Longtemps reflet de la situation hégémonique des États-Unis et des grands pays européens, la Biennale de Venise se devait de prendre en compte l’évolution géopolitique du monde. Occupant une place démographique mais aussi économique majeure, les pays asiatiques et leurs artistes se taillent désormais une vraie place au sein de ce grand rendez-vous de l’art contemporain. Que ce soit aux Giardini avec les pavillons du Japon (avec les créations de Yuko Mohri), de la Corée (on ne peut plus minimal avec un parcours olfactif conçu par Koo Jeong A pour son 30e anniversaire à la Biennale), à l’Arsenale avec ceux des Philippines, de Singapour, de l’Ouzbékistan et, presque tout au bout, celui de la Chine. Assez consensuel, ce dernier présente le travail de sept artistes autour du thème de la dissémination ainsi que des archives numériques localisant dans les musées du monde entier les peintures chinoises anciennes, dans une démarche patrimoniale.
Les Philippines, qui disposent cette année « du plus grand espace jamais octroyé à ce pays », selon Carlos Quijon Jr, commissaire du pavillon, mettent l’accent sur la colonisation. L’artiste Mark Salvatus a créé une installation textile, sonore et vidéo autour d’un héros local qui a contribué « à semer les graines de la révolution nationale » après notamment l’occupation espagnole, explique-t-il.
La colonisation imprègne aussi la participation de Singapour, qui se démarque avec une belle installation de Robert Zhao Renhui accompagnée d’un film sur la déforestation et les traces des occupations passées. Tel un ethnologue, l’artiste dresse un inventaire visuel des traces d’occupation par les Britanniques ou les Japonais, et en parallèle celui des plantes exogènes ou indigènes que l’on trouve dans la Cité-État…

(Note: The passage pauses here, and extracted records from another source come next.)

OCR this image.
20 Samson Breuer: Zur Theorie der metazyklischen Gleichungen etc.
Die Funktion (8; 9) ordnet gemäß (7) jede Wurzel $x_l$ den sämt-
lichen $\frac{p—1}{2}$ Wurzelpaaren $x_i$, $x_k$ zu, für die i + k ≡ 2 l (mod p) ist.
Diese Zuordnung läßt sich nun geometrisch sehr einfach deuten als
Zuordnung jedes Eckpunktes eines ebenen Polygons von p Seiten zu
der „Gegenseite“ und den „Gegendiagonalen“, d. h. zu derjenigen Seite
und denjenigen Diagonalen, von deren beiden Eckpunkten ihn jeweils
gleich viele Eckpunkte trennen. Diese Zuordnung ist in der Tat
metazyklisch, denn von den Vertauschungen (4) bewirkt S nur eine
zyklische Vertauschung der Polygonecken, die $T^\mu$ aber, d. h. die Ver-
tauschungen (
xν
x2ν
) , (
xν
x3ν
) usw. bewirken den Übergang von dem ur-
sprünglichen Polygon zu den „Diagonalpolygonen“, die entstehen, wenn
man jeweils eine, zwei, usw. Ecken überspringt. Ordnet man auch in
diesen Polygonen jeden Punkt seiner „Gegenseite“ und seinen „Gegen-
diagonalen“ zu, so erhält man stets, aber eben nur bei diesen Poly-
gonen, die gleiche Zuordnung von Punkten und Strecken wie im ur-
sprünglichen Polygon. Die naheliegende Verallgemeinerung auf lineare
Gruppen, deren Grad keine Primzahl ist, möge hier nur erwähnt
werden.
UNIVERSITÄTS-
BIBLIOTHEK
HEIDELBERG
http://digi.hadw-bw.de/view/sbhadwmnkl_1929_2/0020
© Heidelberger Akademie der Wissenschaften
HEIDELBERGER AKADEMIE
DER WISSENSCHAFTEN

Le pavillon taïwanais (au Palazzo delle Prigioni) se veut plus engagé face aux menaces réelles que représente la Chine. L’inquiétante vidéo de Yuan Goang-Ming met en scène la capitale, Taïpei, durant une simulation d’alerte militaire, une œuvre que l’on ne souhaite pas prémonitoire…
Situés juste en face de l’entrée de l’Arsenale, impossible de manquer les espaces occupés par deux pays aux problématiques différentes. Hongkong propose une exposition très réussie de Trevor Yeung coorganisée par le M +, avec quatre installations autour de l’eau qui fait écho à la lagune vénitienne. La kyrielle d’aquariums évoquant avec subtilité le commerce maritime qui fut longtemps la principale richesse historique de Hongkong… et de Venise !
À deux pas, toujours face à l’entrée de l’Arsenale, le pavillon de Mongolie propose une exposition d’Ochirbold Ayurzana littéralement « squelettique » et dont les personnages en os se réfèrent au bouddhisme mais aussi à la danse. Pour Oyunjargal Oyuntuya, commissaire du pavillon, basée en Allemagne et cocuratrice du pavillon avec Gregor Jansen, directeur de la Kunsthalle Düsseldorf, « la Mongolie et l’Allemagne célèbrent 50 ans de relations diplomatiques, ce dont témoigne la participation de la Kunshalle, qui exposera de son côté dix artistes mongoliens » (du 29 juin au 8 septembre 2024). Les échanges de visites officielles l’année dernière entre Emmanuel Macron et son homologue mongol vont-ils déboucher sur des projets culturels de la même eau ?
L’Inde, quant à elle, n’a pas de pavillon cette année, mais des artistes présents dans l’exposition « Foreigners Everywhere » d’Adriano Pedrosa – avec une dizaine d’artistes – et dans plusieurs sites de la Sérénissime. Le Kiran Nadar Museum of Art (KNMA) de New Delhi présente ainsi une exposition du grand artiste moderne M.F. Husain (1915-2011) au Magazzini del Sale à Dorsoduro, les œuvres du peintre indien étant complétées par une grande installation immersive.
Au-delà des pavillons nationaux, d’autres mettent à l’honneur des artistes originaires d’Asie, comme au pavillon des pays nordiques avec une exposition curatée par Lap-See Lam, dont la famille vient de Hongkong. Les artistes asiatiques sont aussi présents dans les événements collatéraux. En font partie « The Spirits of Maritime Crossing », au Palazzo Smith Mangilli Valmarana, exposition d’une dizaine d’artistes d’Asie du Sud-Est, du Cambodge au Vietnam, conçue avec le concours de la Bangkok Art Biennale Foundation. Enfin, la Corée reste très bien représentée dans Venise, avec entre autres une exposition de Lee Bae à la Wilmotte Foundation ou plusieurs salles consacrées à Lee Ufan – avec de nouvelles œuvres – à la Berggruen Arts & Culture, qui inaugure le 19 avril ses nouveaux locaux au palazzo Diedo.